Cuma günü belki de Nilüfer formasıyla son maçına çıkan Sarah Wilhite’da 5 set boyunca ayni psikolojik nedenlerle bir taraftan, diğer tarafa savrulup gitti.
Oyuncusunu pazarlamak isteyen menacerler gereksiz yere çıkardıkları bu tip spekülatif dedikodularla; aslında voleybola hizmet değil, ihanet ediyorlar.
SONRA Sezon bitmeden transferden söz etmek sporun doğasına da aykırı.
Elin ağzı torba değil; büzemiyorsunuz ki!..
Son haberlere göre Buse, Wilhite kesin gidici. Yasemin Yıldırım ve Merve Nezir için de bu yönde gelişmeler söz konusu.
Gönül başarılı olmuş bu kadronun korunmasından yana olsa da; yeniden kalmaları için konuşulan rakamlar dudak uçuklatan boyutlarda.
Bir ilave haber daha…
Kulüp çevrelerinde orta oyuncu Maglio’nun takımda kalacağını, Brezilyalı Paula ile ise de yeniden anlaşılmayacağı konuşuluyor.

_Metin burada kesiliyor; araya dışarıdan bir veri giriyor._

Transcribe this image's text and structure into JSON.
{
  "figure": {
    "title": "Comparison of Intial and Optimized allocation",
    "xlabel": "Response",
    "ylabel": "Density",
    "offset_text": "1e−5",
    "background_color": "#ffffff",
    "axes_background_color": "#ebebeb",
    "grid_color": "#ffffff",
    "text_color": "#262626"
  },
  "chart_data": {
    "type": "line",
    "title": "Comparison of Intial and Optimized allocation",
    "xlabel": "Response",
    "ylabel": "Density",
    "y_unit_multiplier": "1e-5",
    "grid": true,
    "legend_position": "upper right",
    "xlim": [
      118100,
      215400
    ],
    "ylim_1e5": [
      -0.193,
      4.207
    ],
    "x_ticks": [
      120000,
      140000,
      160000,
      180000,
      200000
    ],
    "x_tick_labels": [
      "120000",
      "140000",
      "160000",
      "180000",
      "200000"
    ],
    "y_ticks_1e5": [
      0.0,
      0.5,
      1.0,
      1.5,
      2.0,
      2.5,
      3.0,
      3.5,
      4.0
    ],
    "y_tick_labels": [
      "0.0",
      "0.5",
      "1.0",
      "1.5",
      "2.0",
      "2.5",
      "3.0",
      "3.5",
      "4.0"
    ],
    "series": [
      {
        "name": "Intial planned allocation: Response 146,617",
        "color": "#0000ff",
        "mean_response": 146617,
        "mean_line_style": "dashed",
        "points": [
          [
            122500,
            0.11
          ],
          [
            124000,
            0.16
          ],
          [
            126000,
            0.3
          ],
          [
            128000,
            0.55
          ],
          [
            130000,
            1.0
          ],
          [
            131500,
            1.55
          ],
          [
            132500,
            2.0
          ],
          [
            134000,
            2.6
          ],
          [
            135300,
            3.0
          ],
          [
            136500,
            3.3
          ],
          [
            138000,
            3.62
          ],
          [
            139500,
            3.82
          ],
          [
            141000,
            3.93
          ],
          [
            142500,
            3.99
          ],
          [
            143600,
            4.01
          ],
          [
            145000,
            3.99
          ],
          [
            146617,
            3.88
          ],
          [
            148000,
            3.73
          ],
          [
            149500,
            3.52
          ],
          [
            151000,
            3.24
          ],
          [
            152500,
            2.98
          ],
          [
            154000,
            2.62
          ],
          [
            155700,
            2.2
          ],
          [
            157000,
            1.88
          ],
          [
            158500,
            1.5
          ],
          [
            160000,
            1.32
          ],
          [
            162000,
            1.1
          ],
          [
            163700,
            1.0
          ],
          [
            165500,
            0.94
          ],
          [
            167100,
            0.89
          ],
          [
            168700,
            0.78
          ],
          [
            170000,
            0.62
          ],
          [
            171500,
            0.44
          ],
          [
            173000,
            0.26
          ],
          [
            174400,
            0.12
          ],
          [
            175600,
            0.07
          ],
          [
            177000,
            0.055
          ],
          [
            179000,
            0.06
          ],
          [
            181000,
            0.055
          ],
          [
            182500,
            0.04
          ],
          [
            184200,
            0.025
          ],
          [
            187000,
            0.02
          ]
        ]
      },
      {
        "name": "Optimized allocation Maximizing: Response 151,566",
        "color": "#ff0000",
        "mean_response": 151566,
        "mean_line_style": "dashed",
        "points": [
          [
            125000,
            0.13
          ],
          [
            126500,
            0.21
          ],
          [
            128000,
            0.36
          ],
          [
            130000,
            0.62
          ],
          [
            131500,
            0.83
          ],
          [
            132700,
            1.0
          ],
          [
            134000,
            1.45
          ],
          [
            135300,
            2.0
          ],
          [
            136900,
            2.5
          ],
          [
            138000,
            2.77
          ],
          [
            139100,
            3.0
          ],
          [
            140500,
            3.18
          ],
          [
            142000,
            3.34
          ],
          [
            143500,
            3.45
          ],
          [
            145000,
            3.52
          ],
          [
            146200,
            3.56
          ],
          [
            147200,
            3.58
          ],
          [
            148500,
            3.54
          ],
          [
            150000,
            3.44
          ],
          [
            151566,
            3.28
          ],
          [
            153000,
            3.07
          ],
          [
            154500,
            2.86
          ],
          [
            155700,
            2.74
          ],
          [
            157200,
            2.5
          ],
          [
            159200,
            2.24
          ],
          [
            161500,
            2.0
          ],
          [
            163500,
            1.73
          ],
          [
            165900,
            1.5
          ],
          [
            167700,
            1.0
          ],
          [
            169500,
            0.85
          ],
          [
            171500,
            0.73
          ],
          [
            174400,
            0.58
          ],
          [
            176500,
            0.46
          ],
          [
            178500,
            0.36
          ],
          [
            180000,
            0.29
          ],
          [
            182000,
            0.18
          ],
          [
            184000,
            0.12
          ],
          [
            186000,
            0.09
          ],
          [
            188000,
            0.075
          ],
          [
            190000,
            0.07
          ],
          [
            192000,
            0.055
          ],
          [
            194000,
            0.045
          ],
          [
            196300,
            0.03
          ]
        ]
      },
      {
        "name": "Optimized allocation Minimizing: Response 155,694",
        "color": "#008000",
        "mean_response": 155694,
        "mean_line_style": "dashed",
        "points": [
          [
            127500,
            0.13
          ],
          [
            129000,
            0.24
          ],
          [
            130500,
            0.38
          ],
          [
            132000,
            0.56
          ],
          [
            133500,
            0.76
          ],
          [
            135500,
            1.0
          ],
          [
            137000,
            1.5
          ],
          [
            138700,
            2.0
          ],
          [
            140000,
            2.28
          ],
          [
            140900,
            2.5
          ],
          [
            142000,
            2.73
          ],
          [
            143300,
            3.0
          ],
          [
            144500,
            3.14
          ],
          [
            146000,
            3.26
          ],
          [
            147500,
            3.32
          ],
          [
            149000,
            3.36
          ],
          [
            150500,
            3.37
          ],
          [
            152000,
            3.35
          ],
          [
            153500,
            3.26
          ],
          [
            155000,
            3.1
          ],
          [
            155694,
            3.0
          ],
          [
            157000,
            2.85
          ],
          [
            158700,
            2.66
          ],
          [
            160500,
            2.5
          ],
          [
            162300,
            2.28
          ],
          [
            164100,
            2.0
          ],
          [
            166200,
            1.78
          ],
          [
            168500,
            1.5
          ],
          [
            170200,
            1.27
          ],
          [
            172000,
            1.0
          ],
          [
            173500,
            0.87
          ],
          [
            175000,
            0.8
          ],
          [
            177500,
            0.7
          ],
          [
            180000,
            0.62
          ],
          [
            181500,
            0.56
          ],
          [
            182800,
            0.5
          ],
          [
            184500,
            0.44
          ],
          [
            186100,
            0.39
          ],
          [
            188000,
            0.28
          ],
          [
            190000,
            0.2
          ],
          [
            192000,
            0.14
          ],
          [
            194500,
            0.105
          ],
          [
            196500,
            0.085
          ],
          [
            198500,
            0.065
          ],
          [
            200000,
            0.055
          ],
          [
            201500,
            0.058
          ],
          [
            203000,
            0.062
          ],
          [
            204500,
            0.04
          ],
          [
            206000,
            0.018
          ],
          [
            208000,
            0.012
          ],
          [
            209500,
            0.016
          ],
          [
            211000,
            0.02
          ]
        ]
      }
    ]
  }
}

Lig bittiğine göre Nilüfer’den gerekli hamleler kuşkusuz gelmesine gelecektir de; son kadroki bir çok oyuncuyu yeni sezonda tekrar görememeyeceğimizi de aklımızın bir köşesinden çıkartmayalım.
Bitirirken;
Yıllar sonra Avrupa kapılarını tekrar aralayan Nilüfer Belediyespor camiasını bu anlamlı başarısı nedeniyle yürekten kutlamak istiyorum.